By Debbie James

When I ventured into the attic to retrieve the Christmas decorations and spied upon the rafters shredded remnants of fabric that once adorned angels, I knew we had visitors and sadly not Santa and his helpers.

We’ve had had mice before, it’s goes with the territory when you live on a farm, but they do seem to be getting bolder.

Mice and rats are opportunists. Interesting fact: a rat’s skeleton is so flexible that it can squeeze its way through any hole or crack wider than half an inch.

My husband reckons not and questioned if my fact source was referring to an adult rat or a mere baby but the detail is incidental: to put it bluntly a rat can squash through the smallest of gaps.

The bait and trap approach seemed to be having little effect as my strategy of eliminate and control so the time came to call in the heavies.

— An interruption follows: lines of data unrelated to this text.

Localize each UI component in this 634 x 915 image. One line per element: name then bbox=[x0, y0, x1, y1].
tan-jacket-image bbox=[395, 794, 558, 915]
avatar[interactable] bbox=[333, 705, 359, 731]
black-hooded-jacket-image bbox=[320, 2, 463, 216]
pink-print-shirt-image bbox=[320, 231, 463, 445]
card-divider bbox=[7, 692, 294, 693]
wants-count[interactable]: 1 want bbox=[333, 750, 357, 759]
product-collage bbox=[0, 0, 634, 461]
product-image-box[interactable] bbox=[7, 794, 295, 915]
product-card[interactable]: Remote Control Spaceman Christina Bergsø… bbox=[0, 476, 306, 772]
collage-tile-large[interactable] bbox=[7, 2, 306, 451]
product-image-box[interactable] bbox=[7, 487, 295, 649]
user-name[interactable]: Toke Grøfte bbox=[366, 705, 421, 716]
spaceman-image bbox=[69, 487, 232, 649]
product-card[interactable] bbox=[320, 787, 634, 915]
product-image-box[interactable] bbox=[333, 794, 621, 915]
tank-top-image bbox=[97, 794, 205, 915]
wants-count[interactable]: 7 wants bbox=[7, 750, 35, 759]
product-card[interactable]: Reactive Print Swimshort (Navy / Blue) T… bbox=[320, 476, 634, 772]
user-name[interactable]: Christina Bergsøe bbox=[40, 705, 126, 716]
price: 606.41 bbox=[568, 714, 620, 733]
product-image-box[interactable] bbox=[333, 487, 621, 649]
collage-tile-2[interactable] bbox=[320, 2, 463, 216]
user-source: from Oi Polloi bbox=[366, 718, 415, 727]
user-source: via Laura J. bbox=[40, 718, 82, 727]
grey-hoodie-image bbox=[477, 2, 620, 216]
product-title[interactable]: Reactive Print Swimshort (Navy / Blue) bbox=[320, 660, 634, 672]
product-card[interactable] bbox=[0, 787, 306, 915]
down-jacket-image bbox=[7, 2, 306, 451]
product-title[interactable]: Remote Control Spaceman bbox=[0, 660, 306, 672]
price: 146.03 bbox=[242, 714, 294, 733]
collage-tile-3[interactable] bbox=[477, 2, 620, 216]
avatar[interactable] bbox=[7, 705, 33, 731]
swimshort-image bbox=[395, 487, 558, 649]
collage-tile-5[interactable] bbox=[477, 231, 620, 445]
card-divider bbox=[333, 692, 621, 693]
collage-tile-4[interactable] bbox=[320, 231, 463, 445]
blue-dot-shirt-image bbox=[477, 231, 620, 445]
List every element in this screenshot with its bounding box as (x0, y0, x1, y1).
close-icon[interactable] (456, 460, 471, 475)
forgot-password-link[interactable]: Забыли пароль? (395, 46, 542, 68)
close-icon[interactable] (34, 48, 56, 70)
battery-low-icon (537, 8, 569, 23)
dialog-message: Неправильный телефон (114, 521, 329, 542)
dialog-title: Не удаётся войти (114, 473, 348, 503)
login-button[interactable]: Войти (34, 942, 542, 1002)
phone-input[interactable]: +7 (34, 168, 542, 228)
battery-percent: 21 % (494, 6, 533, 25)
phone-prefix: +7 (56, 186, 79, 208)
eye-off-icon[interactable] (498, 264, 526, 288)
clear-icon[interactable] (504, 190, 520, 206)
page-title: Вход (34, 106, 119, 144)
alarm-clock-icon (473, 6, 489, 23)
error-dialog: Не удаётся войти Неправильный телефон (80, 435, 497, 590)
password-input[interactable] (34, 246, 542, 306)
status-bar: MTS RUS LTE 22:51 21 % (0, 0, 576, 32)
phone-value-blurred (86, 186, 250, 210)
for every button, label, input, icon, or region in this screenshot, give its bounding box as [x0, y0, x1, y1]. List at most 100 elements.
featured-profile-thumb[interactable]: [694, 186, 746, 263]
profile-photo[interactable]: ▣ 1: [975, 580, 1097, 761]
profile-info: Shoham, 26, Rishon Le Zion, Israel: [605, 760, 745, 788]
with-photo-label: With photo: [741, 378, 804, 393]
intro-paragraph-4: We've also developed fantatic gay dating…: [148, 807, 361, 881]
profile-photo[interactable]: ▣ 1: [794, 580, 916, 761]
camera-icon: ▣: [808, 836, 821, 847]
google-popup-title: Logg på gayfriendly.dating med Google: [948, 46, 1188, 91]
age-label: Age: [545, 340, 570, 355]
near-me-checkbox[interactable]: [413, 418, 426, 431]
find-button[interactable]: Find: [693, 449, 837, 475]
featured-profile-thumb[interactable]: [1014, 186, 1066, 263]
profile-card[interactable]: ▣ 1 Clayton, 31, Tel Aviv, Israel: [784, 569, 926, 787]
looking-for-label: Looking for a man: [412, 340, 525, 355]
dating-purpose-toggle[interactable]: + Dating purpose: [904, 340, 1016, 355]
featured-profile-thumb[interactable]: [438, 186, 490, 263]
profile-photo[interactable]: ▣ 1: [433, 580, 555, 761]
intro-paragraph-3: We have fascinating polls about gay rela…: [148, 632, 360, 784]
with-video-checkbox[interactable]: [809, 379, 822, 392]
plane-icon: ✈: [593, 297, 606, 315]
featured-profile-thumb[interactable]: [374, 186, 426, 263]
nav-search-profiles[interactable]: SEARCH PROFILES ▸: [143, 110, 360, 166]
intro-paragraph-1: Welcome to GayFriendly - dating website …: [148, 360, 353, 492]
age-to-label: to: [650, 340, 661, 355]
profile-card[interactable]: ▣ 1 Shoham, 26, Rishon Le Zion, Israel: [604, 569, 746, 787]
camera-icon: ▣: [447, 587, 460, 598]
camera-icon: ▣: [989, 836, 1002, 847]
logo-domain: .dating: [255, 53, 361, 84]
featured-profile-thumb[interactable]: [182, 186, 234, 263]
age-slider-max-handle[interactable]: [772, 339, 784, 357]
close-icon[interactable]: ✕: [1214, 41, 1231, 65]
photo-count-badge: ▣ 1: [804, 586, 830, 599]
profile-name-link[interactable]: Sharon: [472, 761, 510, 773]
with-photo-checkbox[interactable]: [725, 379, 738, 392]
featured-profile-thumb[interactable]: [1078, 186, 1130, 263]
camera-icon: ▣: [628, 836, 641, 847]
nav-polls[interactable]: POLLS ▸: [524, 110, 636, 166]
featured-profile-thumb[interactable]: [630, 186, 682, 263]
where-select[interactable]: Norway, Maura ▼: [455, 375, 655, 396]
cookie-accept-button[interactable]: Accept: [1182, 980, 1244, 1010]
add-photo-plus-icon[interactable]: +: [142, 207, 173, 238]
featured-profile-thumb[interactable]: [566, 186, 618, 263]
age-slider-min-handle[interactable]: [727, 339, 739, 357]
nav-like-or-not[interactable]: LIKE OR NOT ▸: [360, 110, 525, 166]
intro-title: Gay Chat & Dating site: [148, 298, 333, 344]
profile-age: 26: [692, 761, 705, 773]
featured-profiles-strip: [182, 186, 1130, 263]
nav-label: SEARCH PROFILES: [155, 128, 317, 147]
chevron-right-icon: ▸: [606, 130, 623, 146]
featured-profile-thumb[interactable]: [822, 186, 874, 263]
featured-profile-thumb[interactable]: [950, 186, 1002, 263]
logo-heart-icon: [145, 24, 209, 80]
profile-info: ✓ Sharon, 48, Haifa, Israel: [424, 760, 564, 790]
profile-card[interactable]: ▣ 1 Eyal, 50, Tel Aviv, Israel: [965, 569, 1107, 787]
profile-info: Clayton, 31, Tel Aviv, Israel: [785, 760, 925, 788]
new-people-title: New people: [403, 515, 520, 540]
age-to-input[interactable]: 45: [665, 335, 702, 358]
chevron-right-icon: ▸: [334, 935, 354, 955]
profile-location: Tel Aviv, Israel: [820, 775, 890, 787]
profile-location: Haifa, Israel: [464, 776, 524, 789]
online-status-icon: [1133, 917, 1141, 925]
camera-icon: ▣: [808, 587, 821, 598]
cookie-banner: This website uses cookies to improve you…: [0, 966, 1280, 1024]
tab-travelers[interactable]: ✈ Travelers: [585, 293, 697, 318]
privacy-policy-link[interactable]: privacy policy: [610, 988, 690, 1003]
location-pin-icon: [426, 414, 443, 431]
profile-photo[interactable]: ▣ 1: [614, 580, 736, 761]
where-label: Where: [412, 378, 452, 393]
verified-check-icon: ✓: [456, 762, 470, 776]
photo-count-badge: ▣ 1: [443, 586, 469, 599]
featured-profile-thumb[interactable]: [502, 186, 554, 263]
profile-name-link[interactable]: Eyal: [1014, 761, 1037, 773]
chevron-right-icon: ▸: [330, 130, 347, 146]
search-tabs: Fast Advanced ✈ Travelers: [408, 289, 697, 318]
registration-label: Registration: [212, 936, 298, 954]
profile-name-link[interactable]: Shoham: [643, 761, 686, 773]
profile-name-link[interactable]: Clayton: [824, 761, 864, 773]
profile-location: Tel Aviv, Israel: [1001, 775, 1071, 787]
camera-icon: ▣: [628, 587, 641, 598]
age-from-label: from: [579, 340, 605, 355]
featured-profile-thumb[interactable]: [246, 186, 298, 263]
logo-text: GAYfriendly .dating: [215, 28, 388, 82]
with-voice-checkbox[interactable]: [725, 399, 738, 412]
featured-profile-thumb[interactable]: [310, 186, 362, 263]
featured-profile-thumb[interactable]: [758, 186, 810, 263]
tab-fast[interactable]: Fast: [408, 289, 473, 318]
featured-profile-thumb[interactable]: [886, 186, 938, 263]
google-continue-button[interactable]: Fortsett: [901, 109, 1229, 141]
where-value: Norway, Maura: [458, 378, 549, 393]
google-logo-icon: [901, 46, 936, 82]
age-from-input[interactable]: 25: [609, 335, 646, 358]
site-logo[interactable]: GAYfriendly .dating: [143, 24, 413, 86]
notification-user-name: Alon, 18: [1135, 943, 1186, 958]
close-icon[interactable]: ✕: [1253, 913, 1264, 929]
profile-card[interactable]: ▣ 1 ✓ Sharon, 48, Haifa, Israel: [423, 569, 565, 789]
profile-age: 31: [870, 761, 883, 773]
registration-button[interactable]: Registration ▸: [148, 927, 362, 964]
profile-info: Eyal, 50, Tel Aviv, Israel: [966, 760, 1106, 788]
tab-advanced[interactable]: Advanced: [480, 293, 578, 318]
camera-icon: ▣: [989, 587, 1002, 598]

My trusty troops now on the front line are four feral cats, kindly delivered this weekend by the Cats Protection.

They have been rehomed in an outbuilding and I’m hoping their appetites will be large so that I can once more sleep without one ear permanently tuned in to every sound.

Before that, the quartet must remain in their crate for a while to manage a homing instinct second only to that of a racing pigeon.

There is little that I am fearful of but mice and rats induce absolute terror – the speed they move at, those long tails; let’s face it they have few redeeming qualities.

I think I am on solid ground in saying that pest control is one aspect that farmers in every agricultural sector struggle with.

In the case of rats, humans have invented elaborate, gruesome traps, trained dogs, ferrets, and cats to kill them, invented ultrasonic machines to drive them away with high-pitched noise and poisoned them in their millions.

Still they are here, seemingly as indestructible as they are greedy. In the unending and brutish war, it is a battle they always seem to win probably due to their unnerving rate of reproduction – in a single year two rats can become 15,000. At that rate my cats are going to be very busy indeed.

I am resigned to an acceptance that we will never be completely rid of them but with my feline soldiers on the ground I am hopeful of keeping their numbers down.